Myth 1: There is no crisis. Social Security will never be insolvent.
Fact 1: Under the best-case scenario, the trustees report finds that the probability of Social Security never becoming insolvent is less than 2.5 percent.
The only scenario under which the Social Security trust fund will never go insolvent is based on projections which the Treasury Department itself considers to be extremely unlikely.
The above chart plots the trustees’ projections of the future balance of the Social Security trust fund under three scenarios (expressed as a percentage of the annual cost of Social Security).
The purple line plots the trust fund balance under high-cost assumptions, the red line plots the trust fund balance under intermediate assumptions, and the blue line plots the trust fund balance under low-cost assumptions.

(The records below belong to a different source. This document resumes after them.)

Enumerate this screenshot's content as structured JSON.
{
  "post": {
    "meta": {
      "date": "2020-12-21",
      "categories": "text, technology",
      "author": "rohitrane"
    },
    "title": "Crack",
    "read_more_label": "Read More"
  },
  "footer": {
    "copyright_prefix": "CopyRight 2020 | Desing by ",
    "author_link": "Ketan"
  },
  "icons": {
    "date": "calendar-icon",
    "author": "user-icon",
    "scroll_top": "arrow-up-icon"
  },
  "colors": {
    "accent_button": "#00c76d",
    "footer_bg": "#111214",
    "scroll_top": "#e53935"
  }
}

Which of these projections is most likely to occur?
To determine the likely balance of the trust fund in the future, the Social Security trustees performed stochastic modeling, estimating the likelihood of various exhaustion dates under different assumptions. This modeling concluded that there is less than a 2.5 percent chance that the trust fund will continue to exist beyond 2048. Instead, the middle of the road estimate is that the trust fund is exhausted by 2036.
Myth 2: Social Security won’t contribute to the federal deficit for decades.

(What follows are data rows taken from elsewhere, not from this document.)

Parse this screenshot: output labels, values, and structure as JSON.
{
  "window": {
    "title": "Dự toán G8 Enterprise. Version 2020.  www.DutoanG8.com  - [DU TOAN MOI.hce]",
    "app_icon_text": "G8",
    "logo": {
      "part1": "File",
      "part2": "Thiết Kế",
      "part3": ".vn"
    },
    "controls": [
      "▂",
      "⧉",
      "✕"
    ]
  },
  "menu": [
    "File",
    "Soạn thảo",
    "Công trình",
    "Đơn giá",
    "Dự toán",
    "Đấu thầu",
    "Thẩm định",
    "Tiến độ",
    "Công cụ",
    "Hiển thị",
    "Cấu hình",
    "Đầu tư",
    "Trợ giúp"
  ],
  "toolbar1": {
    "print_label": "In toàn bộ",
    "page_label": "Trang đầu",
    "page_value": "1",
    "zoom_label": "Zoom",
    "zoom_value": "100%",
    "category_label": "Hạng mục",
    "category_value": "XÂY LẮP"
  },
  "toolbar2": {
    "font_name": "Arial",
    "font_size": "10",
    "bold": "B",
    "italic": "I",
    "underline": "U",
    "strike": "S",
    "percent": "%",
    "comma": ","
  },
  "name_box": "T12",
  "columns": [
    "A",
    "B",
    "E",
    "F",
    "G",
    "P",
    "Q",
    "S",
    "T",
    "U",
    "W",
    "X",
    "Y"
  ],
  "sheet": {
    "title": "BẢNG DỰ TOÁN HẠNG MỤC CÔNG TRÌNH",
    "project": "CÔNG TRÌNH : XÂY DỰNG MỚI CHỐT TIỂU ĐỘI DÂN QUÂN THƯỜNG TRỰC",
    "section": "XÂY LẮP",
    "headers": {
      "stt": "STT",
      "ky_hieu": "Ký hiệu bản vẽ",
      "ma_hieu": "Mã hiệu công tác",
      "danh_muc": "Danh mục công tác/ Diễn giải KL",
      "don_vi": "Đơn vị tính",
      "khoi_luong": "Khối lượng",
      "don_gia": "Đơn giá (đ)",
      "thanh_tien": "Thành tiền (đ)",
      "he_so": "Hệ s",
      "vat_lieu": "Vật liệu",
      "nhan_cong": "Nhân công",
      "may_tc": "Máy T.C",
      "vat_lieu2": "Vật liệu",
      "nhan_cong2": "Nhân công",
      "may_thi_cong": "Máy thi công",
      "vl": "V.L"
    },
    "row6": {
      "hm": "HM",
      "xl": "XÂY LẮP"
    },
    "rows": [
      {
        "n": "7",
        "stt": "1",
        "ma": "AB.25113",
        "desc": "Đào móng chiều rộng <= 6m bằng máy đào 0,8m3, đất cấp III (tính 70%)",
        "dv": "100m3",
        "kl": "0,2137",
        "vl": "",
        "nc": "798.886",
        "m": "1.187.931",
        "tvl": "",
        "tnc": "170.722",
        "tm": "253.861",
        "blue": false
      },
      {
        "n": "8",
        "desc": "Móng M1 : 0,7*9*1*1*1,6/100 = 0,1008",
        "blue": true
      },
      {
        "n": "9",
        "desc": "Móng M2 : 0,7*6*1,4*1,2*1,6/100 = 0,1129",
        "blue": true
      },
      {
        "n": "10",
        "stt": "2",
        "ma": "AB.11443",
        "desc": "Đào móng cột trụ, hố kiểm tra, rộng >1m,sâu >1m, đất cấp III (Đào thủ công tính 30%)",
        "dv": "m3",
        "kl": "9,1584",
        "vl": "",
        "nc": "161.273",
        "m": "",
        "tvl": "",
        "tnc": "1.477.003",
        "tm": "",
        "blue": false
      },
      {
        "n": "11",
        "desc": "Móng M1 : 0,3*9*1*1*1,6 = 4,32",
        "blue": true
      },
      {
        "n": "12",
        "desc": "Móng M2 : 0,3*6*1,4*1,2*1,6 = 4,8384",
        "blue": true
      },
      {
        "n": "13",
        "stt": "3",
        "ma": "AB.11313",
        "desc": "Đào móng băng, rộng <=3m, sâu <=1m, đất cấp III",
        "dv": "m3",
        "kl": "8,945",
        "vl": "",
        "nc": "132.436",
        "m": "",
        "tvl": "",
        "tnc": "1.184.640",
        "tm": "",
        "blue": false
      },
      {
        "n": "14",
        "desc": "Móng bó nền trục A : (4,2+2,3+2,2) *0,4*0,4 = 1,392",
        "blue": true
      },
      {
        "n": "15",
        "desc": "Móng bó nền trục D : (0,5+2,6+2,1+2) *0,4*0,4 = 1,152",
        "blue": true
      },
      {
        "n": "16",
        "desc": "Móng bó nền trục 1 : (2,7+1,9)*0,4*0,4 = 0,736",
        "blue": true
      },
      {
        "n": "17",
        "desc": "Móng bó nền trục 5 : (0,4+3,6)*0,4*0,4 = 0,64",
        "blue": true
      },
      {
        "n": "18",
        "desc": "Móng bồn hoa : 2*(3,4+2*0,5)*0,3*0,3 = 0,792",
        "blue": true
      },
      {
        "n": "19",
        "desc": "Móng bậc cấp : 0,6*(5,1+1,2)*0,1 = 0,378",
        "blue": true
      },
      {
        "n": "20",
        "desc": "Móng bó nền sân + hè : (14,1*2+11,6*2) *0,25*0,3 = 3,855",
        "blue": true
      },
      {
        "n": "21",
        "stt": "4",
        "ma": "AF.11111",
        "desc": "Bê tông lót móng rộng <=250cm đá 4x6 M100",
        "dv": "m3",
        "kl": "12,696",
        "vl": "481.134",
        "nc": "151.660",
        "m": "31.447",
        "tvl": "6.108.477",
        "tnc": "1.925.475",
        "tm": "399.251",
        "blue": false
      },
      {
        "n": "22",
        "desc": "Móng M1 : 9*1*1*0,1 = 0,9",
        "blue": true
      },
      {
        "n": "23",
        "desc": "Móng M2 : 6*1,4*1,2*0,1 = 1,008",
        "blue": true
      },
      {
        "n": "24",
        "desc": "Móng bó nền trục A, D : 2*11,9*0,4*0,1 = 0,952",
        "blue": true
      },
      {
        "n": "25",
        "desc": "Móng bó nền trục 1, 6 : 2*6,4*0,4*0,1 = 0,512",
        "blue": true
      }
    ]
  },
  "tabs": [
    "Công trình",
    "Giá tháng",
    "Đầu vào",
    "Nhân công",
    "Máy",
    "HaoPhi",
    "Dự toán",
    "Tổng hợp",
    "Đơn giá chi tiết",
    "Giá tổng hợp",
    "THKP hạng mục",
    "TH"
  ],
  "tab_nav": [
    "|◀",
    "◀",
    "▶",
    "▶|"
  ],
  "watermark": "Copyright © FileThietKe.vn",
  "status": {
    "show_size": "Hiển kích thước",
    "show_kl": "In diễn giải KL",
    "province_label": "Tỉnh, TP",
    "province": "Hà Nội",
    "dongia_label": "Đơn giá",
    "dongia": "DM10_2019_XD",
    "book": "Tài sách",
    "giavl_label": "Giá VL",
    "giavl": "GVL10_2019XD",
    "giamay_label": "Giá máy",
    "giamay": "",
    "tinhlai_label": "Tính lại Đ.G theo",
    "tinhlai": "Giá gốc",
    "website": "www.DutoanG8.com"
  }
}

Fact 2: Starting this year the program will run a cash flow deficit which will add to the federal deficit.
In theory, Social Security benefits are self-financing with a 12.4 percent payroll tax, but that doesn’t mean the money collected will pay for benefits. This is because when Congress changed the law in 1983 so that in any given year, current taxpayers pay more in taxes than the program needs to pay out benefits, Congress also required that the program invest the difference, or surplus, into a trust fund, which can only invest money in special-issue Treasury bonds.

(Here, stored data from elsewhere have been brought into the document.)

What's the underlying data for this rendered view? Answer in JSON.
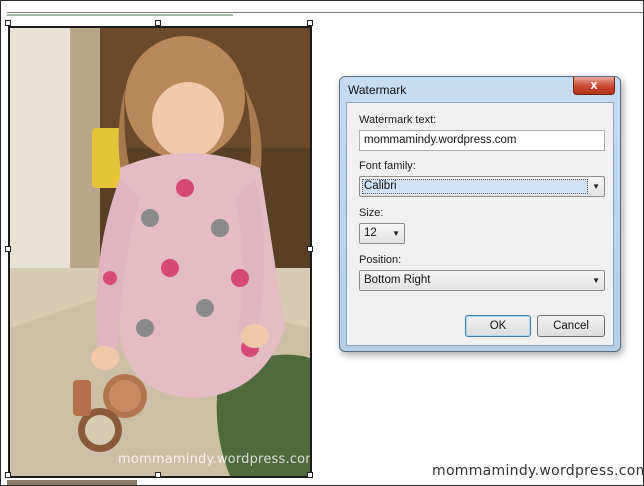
{
  "photo": {
    "watermark_text": "mommamindy.wordpress.com"
  },
  "page": {
    "watermark_text": "mommamindy.wordpress.com"
  },
  "dialog": {
    "title": "Watermark",
    "close_glyph": "x",
    "fields": {
      "watermark_text_label": "Watermark text:",
      "watermark_text_value": "mommamindy.wordpress.com",
      "font_family_label": "Font family:",
      "font_family_value": "Calibri",
      "size_label": "Size:",
      "size_value": "12",
      "position_label": "Position:",
      "position_value": "Bottom Right"
    },
    "buttons": {
      "ok": "OK",
      "cancel": "Cancel"
    }
  },
  "icons": {
    "close": "close-icon",
    "dropdown": "chevron-down-icon"
  },
  "colors": {
    "titlebar": "#c7dcf1",
    "close_button": "#c9462f",
    "dialog_body": "#f0f0f0"
  }
}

So what has the Treasury done with the money? Well, the federal government has spent it on its daily consumption: education, loan guarantees, wars, etc. In other words, the government has already spent the money it received in exchange for the IOUs. The most recent projections say that, beginning in 2014, the program will begin permanently paying out more in benefits than it collects in taxes. At that point, the program will start redeeming the IOUs in the trust fund and use them to pay benefits to current seniors until they run out. But remember, the money is not there anymore. So then what? In order to repay the program so it can continue to pay out benefits at the promised levels, the federal government will have to borrow more money, increase taxes to get more revenue, or print more dollars.
The only way Social Security payments to seniors won’t increase future deficits is if the federal government prints more money or taxes the American people a second time to pay back the money it owes to the trust fund. My guess is that the government will borrow more money.